Nestled in the Litchfield Hills of northwestern Connecticut is a small city that has made eradicating potholes on their streets a year-round activity. Today, the 36,000 people calling Torrington, Conn., home don’t have to spend their driving time dodging potholes.

However, nine years ago, potholes were a huge problem for the city. Everything changed when Superintendent of Streets Bob Lizotte attended an American Public Works Association meeting that year and was intrigued by spray-injection patching equipment on display at the show. “When I got home, I researched the equipment and settled on the Rosco RA-300 spray-injection patching machine ,” Lizotte said.

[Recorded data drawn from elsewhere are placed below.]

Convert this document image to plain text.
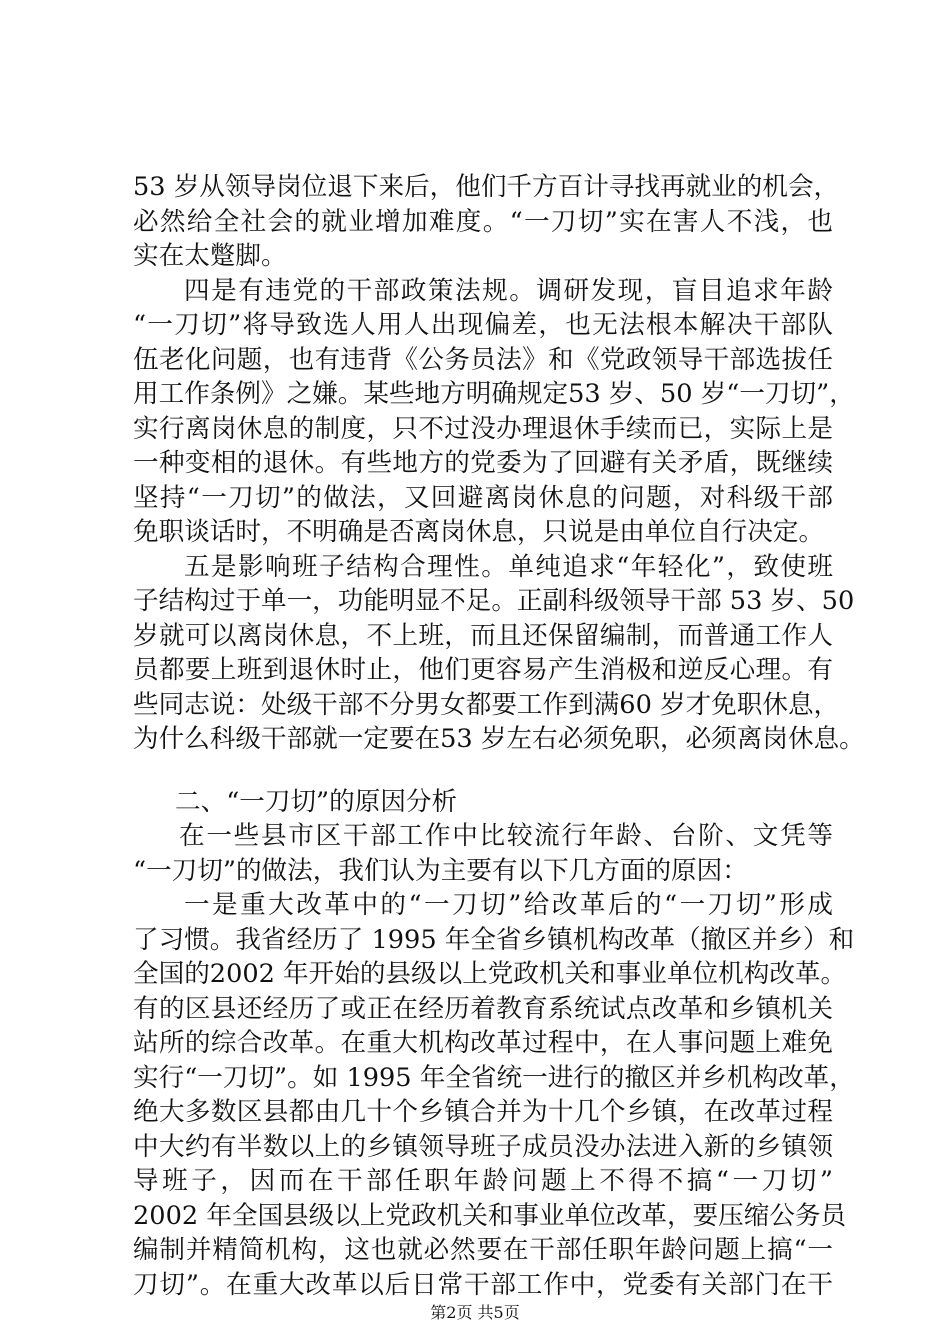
53 岁从领导岗位退下来后，他们千方百计寻找再就业的机会，
必然给全社会的就业增加难度。“一刀切”实在害人不浅，也
实在太蹩脚。
四是有违党的干部政策法规。调研发现，盲目追求年龄
“一刀切”将导致选人用人出现偏差，也无法根本解决干部队
伍老化问题，也有违背《公务员法》和《党政领导干部选拔任
用工作条例》之嫌。某些地方明确规定53 岁、50 岁“一刀切”，
实行离岗休息的制度，只不过没办理退休手续而已，实际上是
一种变相的退休。有些地方的党委为了回避有关矛盾，既继续
坚持“一刀切”的做法，又回避离岗休息的问题，对科级干部
免职谈话时，不明确是否离岗休息，只说是由单位自行决定。
五是影响班子结构合理性。单纯追求“年轻化”，致使班
子结构过于单一，功能明显不足。正副科级领导干部 53 岁、50
岁就可以离岗休息，不上班，而且还保留编制，而普通工作人
员都要上班到退休时止，他们更容易产生消极和逆反心理。有
些同志说：处级干部不分男女都要工作到满60 岁才免职休息，
为什么科级干部就一定要在53 岁左右必须免职，必须离岗休息。
二、“一刀切”的原因分析
在一些县市区干部工作中比较流行年龄、台阶、文凭等
“一刀切”的做法，我们认为主要有以下几方面的原因：
一是重大改革中的“一刀切”给改革后的“一刀切”形成
了习惯。我省经历了 1995 年全省乡镇机构改革（撤区并乡）和
全国的2002 年开始的县级以上党政机关和事业单位机构改革。
有的区县还经历了或正在经历着教育系统试点改革和乡镇机关
站所的综合改革。在重大机构改革过程中，在人事问题上难免
实行“一刀切”。如 1995 年全省统一进行的撤区并乡机构改革，
绝大多数区县都由几十个乡镇合并为十几个乡镇，在改革过程
中大约有半数以上的乡镇领导班子成员没办法进入新的乡镇领
导班子，因而在干部任职年龄问题上不得不搞“一刀切”
2002 年全国县级以上党政机关和事业单位改革，要压缩公务员
编制并精简机构，这也就必然要在干部任职年龄问题上搞“一
刀切”。在重大改革以后日常干部工作中，党委有关部门在干
第2页 共5页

The pothole patching solution was well received by the mayor and city council, Lizotte said, but the budget was tight and purchase was postponed. In a twist that was good news for the drivers and taxpayers of Torrington, the board of finance was convinced that the patcher was a good idea and the purchase of the pothole patcher was funded.

“In the early years, placing 50 to 60 patches a day wasn’t unusual since we had a lot of catching up to do,” Lizotte said. “Today, we operate the patcher five days a week and probably place about 20 patches per day.” Of course, the city’s pavement management system for upgrading streets on a scheduled basis has helped to eliminate the causes of potholes as the city’s 180 miles of roads, streets and bridges are better maintained and replaced.

The city has two operators trained on the spray-injection patcher . The joystick controls are simple to use. The operator is safe in the truck’s cab during patching and protected from the weather. The only time the patcher stays in the shop is when temperatures are below 20°F, Lizotte said.

Sitting inside the cab of the truck, with blinking lights on the truck’s rear directing traffic around it, the operator can blow the pothole clean of debris with a high-pressure blast of air; spray hot emulsion into the hole to bond the filler with the old surface; fill the hole with a high-pressure spray of asphalt-coated aggregate; and top the patch with a dusting of dry aggregate.

Early on, Lizotte said, the public was a little skeptical with the loose stone final coat on top of the patch, but now it is a fact of life and people are pleased to see the patches since they know they will last.

“What we like about the spray-injection patches is that we can patch 12 months a year,” Lizotte said. “When we used cold patch, we had a crew of six people out on the roadway in winter conditions and they would patch the same pothole over and over. They just didn’t last.” The pothole patcher allowed the city the flexibility to put those people on other tasks.

Maintenance of the nine-year-old spray-injection patcher has been minimal, according to Lizotte.

Torrington’s success in managing potholes has brought other city personnel from New England and eastern Canada to their city to learn more about their program. Looking back, Lizotte said that the pothole patcher was a great step for the city of Torrington. It saves the city money. It allows the city to better utilize its staff. It is safer for the operator placing the patches.